Try the following commands to verify that you have 100% coverage

coverage run test.py
coverage report

cosmic-ray run --test-runner nose --baseline 10 example.json bank.py -- test.py`
cosmic-ray report example.json

Can you tell where the bug is ? How about I try to transfer more money than is available from one account to the other

def test_transfer_more_than_available_balance(self):
    account_1 = BankAccount('For testing', 100)
    account_2 = BankAccount('In dollars', 10)

    # transfer more than available
    account_1.transfer_to(account_2, 150)

    self.assertEqual(account_1._balance, 100)
    self.assertEqual(account_2._balance, 10)

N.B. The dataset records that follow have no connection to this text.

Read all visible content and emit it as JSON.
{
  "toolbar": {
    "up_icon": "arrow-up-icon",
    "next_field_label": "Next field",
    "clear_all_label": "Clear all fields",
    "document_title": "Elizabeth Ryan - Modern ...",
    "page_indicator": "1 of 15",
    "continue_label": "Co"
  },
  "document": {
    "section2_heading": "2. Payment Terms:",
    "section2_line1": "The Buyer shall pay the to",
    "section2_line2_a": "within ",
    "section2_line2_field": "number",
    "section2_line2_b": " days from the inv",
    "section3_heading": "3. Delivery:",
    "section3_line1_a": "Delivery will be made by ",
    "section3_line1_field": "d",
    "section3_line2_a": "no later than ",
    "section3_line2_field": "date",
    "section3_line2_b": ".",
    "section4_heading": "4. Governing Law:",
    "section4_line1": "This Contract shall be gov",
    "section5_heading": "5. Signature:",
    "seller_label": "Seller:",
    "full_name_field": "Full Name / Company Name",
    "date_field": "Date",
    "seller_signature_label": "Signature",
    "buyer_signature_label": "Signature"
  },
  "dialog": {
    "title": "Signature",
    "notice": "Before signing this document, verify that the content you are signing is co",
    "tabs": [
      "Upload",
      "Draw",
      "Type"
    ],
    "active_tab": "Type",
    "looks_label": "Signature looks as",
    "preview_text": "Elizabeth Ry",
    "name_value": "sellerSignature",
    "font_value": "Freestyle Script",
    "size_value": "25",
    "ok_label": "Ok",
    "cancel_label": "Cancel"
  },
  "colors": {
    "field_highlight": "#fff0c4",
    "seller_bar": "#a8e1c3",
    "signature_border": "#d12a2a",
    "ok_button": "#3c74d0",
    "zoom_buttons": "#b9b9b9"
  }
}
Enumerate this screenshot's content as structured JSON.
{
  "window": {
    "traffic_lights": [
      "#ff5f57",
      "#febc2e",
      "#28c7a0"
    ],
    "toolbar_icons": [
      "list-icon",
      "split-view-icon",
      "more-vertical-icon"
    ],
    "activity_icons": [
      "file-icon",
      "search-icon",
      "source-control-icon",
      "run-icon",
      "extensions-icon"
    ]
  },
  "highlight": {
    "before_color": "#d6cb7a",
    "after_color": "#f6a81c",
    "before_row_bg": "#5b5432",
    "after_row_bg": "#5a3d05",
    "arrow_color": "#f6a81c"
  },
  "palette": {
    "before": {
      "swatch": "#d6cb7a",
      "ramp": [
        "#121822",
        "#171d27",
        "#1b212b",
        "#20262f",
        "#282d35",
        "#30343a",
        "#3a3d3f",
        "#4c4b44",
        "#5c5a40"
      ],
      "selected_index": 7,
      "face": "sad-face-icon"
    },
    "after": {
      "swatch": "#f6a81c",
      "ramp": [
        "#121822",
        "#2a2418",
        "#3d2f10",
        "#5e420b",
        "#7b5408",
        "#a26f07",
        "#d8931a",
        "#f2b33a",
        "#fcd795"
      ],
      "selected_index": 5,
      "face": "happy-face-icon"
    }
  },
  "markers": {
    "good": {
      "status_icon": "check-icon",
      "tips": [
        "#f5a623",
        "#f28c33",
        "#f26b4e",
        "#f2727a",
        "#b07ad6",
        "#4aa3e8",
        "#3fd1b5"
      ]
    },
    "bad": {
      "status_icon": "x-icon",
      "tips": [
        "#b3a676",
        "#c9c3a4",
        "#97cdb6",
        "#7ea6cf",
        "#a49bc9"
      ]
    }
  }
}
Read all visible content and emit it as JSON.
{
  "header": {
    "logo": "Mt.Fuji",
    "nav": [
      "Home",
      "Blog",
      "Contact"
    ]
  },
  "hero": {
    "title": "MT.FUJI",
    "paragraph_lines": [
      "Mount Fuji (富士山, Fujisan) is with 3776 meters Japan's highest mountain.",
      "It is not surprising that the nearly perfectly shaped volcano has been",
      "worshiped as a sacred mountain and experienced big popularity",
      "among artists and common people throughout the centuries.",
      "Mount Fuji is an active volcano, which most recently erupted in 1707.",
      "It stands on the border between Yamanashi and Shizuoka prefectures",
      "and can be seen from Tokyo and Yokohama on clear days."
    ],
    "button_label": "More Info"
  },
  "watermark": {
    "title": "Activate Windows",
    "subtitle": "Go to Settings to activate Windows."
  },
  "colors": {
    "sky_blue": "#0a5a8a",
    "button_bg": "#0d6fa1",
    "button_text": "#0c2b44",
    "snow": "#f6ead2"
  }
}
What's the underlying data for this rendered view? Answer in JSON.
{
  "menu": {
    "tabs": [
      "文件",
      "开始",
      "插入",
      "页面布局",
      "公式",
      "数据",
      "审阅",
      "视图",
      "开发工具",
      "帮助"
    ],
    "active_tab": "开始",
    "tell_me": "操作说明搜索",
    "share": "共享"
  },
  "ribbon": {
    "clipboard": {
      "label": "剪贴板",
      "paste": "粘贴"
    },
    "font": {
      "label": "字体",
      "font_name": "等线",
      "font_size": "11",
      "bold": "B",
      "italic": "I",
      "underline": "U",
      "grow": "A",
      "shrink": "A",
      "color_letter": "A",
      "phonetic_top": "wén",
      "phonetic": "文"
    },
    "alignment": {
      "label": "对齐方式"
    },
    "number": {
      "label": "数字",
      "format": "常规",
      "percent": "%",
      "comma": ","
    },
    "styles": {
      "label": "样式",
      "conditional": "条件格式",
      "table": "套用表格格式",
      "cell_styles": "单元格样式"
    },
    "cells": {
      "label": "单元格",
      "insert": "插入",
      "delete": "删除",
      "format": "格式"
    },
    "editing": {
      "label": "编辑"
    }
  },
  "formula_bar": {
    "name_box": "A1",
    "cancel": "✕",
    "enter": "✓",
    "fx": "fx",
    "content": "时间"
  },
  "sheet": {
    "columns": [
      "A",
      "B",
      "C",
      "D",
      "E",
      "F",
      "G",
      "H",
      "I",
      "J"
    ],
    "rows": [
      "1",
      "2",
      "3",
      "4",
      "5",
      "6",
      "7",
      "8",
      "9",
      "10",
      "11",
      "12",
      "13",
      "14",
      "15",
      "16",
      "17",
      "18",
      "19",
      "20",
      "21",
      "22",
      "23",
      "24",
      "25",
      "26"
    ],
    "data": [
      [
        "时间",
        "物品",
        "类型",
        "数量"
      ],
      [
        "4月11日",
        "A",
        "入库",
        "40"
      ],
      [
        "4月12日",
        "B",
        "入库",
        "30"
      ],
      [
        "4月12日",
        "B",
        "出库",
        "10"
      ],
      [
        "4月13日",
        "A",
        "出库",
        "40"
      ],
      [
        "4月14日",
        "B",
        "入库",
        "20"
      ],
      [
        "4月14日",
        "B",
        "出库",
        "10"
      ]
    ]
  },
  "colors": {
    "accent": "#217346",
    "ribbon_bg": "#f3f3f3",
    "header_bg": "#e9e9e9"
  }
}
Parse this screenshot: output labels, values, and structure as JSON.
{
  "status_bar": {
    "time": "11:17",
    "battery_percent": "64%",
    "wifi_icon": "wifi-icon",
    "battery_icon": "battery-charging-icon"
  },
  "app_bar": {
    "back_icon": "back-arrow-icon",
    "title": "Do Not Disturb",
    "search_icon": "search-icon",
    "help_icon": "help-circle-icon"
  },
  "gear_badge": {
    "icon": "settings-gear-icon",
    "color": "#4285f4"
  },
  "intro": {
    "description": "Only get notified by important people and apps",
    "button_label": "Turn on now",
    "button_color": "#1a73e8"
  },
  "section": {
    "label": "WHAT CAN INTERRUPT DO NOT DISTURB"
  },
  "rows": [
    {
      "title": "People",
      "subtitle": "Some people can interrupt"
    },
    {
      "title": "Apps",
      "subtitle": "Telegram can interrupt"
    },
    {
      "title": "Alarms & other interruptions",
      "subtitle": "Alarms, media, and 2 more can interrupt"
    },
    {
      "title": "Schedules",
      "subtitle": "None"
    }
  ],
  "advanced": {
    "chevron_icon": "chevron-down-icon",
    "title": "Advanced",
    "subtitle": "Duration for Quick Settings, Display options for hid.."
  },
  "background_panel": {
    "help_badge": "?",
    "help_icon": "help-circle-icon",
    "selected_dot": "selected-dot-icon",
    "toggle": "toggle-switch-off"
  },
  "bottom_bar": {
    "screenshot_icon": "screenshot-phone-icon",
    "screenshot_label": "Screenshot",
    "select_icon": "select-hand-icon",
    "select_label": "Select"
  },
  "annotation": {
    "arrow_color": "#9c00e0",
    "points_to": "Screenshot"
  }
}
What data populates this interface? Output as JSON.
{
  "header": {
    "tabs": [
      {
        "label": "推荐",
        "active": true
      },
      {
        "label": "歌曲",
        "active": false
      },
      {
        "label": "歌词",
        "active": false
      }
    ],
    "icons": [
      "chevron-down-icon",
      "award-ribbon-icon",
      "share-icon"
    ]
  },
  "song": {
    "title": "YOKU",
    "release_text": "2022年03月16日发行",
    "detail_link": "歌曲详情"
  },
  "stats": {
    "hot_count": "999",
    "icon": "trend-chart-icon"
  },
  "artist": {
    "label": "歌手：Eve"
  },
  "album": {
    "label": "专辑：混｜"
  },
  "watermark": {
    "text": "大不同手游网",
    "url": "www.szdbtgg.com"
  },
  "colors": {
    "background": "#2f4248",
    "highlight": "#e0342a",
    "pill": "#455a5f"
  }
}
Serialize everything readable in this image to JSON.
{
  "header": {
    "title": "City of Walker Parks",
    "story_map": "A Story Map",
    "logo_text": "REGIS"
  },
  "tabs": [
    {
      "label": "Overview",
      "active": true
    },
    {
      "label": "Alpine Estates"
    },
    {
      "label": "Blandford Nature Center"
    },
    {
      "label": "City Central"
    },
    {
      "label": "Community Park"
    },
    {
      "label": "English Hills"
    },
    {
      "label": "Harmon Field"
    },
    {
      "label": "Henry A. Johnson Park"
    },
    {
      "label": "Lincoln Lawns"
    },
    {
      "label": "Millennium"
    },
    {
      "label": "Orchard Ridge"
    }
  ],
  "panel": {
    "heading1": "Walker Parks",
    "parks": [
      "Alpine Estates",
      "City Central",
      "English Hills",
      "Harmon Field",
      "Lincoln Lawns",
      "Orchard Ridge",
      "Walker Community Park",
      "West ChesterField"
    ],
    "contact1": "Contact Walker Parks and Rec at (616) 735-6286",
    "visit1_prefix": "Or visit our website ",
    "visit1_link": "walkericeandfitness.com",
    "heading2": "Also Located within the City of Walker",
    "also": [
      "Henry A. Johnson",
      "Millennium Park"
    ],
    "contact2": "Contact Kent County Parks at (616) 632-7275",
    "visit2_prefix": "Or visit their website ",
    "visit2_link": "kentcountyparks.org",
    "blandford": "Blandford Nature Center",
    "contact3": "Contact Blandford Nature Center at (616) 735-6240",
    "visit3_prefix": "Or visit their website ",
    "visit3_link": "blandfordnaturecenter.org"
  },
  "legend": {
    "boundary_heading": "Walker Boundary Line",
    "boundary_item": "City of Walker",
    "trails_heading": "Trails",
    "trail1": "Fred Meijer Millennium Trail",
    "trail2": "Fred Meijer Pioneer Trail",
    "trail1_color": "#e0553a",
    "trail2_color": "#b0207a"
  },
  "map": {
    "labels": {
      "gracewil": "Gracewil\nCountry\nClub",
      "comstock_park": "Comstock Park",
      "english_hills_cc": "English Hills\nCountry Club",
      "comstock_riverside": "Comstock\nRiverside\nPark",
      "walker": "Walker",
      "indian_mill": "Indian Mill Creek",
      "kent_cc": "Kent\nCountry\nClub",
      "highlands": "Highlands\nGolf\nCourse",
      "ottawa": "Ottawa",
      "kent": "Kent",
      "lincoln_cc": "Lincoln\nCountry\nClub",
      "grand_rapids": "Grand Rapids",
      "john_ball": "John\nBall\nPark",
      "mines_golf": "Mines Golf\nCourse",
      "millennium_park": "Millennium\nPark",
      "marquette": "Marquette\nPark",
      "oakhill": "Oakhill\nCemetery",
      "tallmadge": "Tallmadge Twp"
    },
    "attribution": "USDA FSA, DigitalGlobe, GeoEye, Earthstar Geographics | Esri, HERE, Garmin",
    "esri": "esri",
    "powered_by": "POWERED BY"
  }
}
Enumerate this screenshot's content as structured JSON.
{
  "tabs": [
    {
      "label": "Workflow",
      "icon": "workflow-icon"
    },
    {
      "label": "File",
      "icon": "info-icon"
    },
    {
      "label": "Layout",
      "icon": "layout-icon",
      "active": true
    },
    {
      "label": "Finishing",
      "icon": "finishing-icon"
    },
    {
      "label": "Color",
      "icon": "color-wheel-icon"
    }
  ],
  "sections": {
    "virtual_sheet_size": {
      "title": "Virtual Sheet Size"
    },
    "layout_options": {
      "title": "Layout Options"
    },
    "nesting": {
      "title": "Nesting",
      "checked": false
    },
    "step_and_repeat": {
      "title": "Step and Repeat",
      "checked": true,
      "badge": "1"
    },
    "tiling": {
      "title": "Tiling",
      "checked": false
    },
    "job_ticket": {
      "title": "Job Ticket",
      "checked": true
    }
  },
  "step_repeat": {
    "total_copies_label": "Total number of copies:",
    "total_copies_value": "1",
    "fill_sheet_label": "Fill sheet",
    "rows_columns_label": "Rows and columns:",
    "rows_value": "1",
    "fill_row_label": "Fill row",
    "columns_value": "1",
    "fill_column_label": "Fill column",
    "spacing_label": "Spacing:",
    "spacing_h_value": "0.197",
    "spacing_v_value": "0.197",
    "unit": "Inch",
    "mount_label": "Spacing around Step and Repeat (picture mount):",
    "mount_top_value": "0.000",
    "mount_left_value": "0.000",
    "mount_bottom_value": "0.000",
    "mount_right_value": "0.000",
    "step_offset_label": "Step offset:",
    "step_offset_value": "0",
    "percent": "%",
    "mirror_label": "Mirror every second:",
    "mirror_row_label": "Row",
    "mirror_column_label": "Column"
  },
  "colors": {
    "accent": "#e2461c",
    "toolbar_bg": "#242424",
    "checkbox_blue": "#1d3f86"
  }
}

If you execute the above test it will fail

FAIL: test_transfer_more_than_available_balance (__main__.TestBankAccount)
----------------------------------------------------------------------
Traceback (most recent call last):
  File "./test.py", line 79, in test_transfer_more_than_available_balance
    self.assertEqual(account_2._balance, 10)
AssertionError: 160 != 10

----------------------------------------------------------------------

The problem is that when self.withdraw(how_much) fails transfer_to() ignores the result and tries to deposit the money into the other account! A better implementation would be

def transfer_to(self, other_account, how_much):
    if self.withdraw(how_much):
        other_account.deposit(how_much)
    else:
        raise Exception('Transfer failed!')

In my earlier article the bugs were caused by external environment and tools/metrics like code coverage and mutation score are not affected by it. In fact the jinja-ab example falls into the category of data coverage testing.

The current example on the other hand is ignoring the return value of the withdraw() function and that's why it fails when we add the appropriate test.

NOTE: some mutation test tools support the removing/modifying return value mutation. Cosmic Ray doesn't support this at the moment (I should add it). Even if it did that would not help us find the bug because we would kill the mutation using the test_withdraw...() test methods, which already assert on the return value!

Thanks for reading and happy testing!